As the city grew, one of its mayors gave it a treasure. In 1869 Samuel Merritt dammed a tidal slough at the heart of downtown, turning brackish marsh into a clean saltwater lagoon. The next year, in 1870, the state declared it a refuge for the migrating birds that crowded its shores — the first official wildlife refuge in the United States. Lake Merritt has been the jewel of Oakland ever since, ringed in 1925 by the Necklace of Lights and still alive with herons, pelicans, and the great autumn flights along the Pacific Flyway. A wild lake in the middle of a working city is a very Oakland kind of idea.

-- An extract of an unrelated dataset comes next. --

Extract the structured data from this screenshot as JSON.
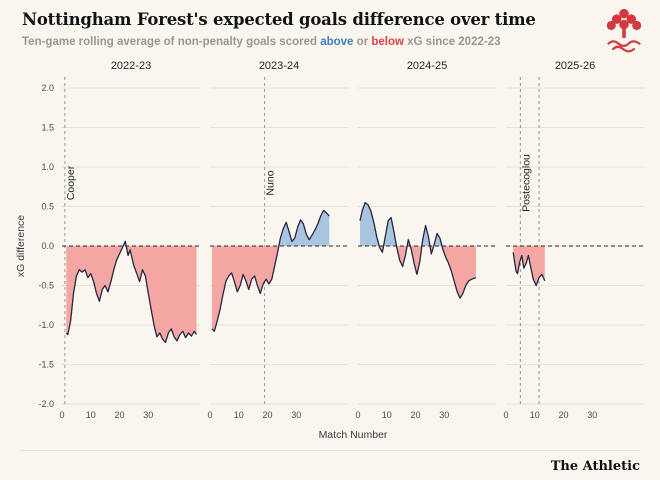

Even before the railroad, Oakland had a role to play. During the Gold Rush it was the mainland staging point, where passengers and freight crossed between the bay and the Sierra foothills. The transcontinental terminus turned that trickle into a flood. The Central Pacific built the Long Wharf out into the estuary, and within a generation Oakland's population leapt more than twenty-fold. Hotels, warehouses, and rail yards crowded the waterfront; the harbor deepened into one of the great ports of the West. The town that the oaks had named became the place where the country's first railroad met the sea.
Why People Visit Oakland
Visitors come to Oakland for a Bay Area city with its own strong character: a wild lake at its center, Art Deco theaters and a historic waterfront, redwood hikes in the hills, and one of the most celebrated food scenes in California. The museums and Jack London Square sit minutes from the lake, and San Francisco is a quick trip across the bay. Equal parts oak-grove heritage and creative energy, Oakland rewards anyone drawn to the heart of the East Bay.